Case ID: ad3d_89/html/0508-02.html
Source: Caselaw Access Project
Author: {"author": "", "license": "Public Domain", "url": "https://static.case.law/"}
Date Created: 2024-08-24T03:29:51.129683

Raisa Rozina et al., Appellants, v Casa 74th Development LLC et al., Respondents.
    [932 NYS2d 463]
   The option agreement did not violate the rule against remote vesting (EPTL 9-1.1 [b]). Although a closing date was not specified in either the option agreement or the offering plan, which was incorporated by reference and made part of the option agreement, the closing was to occur with or after the completion of several contingencies, all of which were to occur by January 2010. Nothing in the option agreement or the offering plan demonstrated an intention that the option be held open beyond the 21-year period in EPTL 9-1.1 (b). It must, therefore, be presumed that the parties intended that the option would be executed within that time (see EPTL 9-1.3; see also Kaiser-Haidri v Battery Place Green, LLC, 85 AD3d 730, 733 [2011]). Accordingly, the court properly granted that branch of defendants’ motion for summary judgment dismissing plaintiffs’ first through fourth causes of action.

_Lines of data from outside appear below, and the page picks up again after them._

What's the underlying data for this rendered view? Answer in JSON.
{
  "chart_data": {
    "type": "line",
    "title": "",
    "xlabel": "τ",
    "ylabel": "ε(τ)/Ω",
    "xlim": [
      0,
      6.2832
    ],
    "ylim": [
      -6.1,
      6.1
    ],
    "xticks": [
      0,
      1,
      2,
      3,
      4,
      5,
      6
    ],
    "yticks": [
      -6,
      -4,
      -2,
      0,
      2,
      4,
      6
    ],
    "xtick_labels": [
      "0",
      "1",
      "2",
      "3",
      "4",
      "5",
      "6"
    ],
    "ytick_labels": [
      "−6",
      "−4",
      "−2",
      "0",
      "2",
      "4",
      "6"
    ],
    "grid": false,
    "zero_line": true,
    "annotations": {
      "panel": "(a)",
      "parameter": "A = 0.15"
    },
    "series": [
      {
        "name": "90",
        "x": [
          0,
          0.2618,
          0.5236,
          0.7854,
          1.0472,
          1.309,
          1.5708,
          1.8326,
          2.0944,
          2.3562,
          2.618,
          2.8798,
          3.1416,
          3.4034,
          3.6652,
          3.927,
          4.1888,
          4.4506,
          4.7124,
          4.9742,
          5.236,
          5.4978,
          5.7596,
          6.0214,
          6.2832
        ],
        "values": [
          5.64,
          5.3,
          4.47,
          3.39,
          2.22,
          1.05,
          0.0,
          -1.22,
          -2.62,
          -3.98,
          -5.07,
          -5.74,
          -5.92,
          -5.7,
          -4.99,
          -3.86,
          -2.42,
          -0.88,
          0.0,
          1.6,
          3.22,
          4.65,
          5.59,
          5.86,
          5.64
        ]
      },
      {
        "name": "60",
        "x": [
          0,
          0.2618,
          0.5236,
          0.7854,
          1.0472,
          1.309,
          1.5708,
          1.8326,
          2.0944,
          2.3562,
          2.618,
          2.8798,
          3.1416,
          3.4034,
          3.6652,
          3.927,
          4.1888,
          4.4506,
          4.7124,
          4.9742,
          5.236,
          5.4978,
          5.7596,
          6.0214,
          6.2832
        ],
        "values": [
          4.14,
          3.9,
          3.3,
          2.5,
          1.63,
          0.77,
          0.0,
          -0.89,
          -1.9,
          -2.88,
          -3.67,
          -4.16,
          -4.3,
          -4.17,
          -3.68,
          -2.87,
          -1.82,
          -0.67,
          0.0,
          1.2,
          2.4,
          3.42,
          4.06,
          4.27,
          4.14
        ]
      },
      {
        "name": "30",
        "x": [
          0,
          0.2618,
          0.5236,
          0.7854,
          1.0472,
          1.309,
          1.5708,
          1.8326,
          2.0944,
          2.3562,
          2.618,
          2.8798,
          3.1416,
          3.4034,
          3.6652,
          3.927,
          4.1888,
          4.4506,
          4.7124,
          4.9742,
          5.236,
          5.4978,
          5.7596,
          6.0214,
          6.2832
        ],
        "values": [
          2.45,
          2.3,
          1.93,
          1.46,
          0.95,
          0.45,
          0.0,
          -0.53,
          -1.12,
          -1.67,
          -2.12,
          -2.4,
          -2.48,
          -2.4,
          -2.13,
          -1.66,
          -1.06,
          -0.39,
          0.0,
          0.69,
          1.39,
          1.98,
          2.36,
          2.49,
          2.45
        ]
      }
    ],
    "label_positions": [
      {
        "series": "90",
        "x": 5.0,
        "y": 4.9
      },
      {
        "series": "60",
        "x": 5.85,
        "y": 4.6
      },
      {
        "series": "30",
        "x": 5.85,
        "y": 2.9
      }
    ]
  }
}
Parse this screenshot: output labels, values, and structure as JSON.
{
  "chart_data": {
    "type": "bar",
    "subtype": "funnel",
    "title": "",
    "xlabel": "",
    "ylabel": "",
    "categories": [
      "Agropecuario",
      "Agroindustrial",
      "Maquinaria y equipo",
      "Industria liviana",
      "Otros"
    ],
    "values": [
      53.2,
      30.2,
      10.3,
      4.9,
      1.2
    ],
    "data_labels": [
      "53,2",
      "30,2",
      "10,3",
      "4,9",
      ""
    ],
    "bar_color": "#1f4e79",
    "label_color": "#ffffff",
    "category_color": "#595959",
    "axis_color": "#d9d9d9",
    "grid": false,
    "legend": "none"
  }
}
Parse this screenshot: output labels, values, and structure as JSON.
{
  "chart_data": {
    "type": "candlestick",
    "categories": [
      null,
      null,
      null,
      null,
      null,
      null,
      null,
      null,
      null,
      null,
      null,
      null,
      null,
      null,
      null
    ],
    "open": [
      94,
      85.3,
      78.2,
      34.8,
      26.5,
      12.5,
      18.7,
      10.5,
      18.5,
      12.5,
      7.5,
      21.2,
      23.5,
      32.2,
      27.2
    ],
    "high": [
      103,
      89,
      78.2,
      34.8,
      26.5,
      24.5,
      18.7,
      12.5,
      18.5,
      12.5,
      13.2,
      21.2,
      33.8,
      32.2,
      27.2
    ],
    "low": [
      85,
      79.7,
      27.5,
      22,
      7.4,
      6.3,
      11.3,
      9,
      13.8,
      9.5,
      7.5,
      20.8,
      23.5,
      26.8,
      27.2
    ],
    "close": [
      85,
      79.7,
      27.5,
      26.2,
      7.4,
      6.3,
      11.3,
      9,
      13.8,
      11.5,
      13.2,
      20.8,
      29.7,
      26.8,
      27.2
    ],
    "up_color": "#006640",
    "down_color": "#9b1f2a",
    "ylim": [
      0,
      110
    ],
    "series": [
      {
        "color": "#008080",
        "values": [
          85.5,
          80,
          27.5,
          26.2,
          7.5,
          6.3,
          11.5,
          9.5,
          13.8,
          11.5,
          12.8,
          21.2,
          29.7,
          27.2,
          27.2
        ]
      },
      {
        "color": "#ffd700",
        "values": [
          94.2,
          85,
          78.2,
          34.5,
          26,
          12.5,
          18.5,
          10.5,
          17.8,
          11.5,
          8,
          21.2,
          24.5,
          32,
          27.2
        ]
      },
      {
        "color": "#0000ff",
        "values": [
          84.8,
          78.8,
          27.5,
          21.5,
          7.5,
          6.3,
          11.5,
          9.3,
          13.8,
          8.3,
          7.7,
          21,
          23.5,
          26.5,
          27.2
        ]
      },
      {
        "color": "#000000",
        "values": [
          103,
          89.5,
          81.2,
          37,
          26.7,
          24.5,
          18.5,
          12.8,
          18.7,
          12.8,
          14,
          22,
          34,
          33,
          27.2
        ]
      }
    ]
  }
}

Defendants, however, failed to make a prima facie showing of entitlement to judgment as a matter of law with respect to the ninth cause of action, since they never addressed in their moving papers whether there was any deviation in the unit. Accordingly, the motion should have been denied with respect to this claim, regardless of the sufficiency of the opposing papers (see Winegrad v New York Univ. Med. Ctr., 64 NY2d 851, 853 [1985]). Defendants could not cure the defect in their moving papers by submitting their architect’s affidavit with their reply (see Ford v Weishaus, 86 AD3d 421, 422 [2011]). Concur — Saxe, J.P, Sweeny, DeGrasse, Manzanet-Daniels and Román, JJ. [Prior Case History: 29 Misc 3d 675.]